The essential nature of lime has been proved recently by H. Horst Meyer and his pupils. The phenomena are explained thus that, since lime is present in the nucleus of each cell in a vital combination, the removal of the lime from this combination is followed by destruction of the nucleus and therefore by the death of the cell. In consequence, even in partial lime deprivation of the cells, of which the nucleus naturally is a vital constituent, these can no longer function normally, the organs are weakened thereby and acquire, among other things, a predisposition to various infectious diseases.

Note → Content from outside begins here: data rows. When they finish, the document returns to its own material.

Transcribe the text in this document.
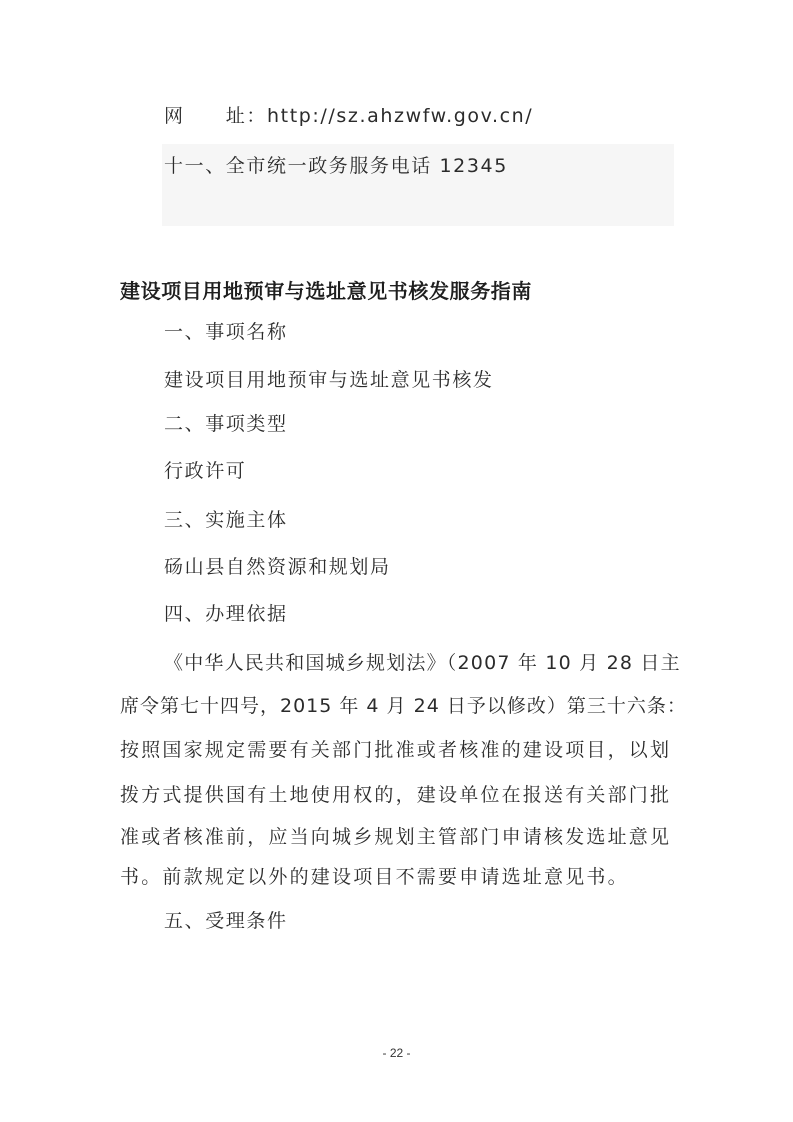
网　　址：http://sz.ahzwfw.gov.cn/
十一、全市统一政务服务电话 12345
建设项目用地预审与选址意见书核发服务指南
一、事项名称
建设项目用地预审与选址意见书核发
二、事项类型
行政许可
三、实施主体
砀山县自然资源和规划局
四、办理依据
《中华人民共和国城乡规划法》（2007 年 10 月 28 日主
席令第七十四号，2015 年 4 月 24 日予以修改）第三十六条：
按照国家规定需要有关部门批准或者核准的建设项目，以划
拨方式提供国有土地使用权的，建设单位在报送有关部门批
准或者核准前，应当向城乡规划主管部门申请核发选址意见
书。前款规定以外的建设项目不需要申请选址意见书。
五、受理条件
- 22 -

Those organs, in which the calciprivia appears first, become ill before the others; other organs may be affected in turn because of a calcium deficiency, and thus an explanation is afforded why disease phenomena may appear simultaneously or in quick succession, which seemingly are quite different. Such things are observed especially in children who have become rachitic through calciprivia or who are suffering with skin affections.

Of all muscles, the heart contains most of lime. Post-mortem investigations of persons who had died of heart failure always showed that the heart muscle was greatly deficient in lime. Its normal content in this mineral evidently had been used up without being replaced in good time. Hence the catastrophe. Contrariwise, post-mortem examinations of healthy persons who had succumbed to an accident showed that the heart muscle contained a normal quantity of lime.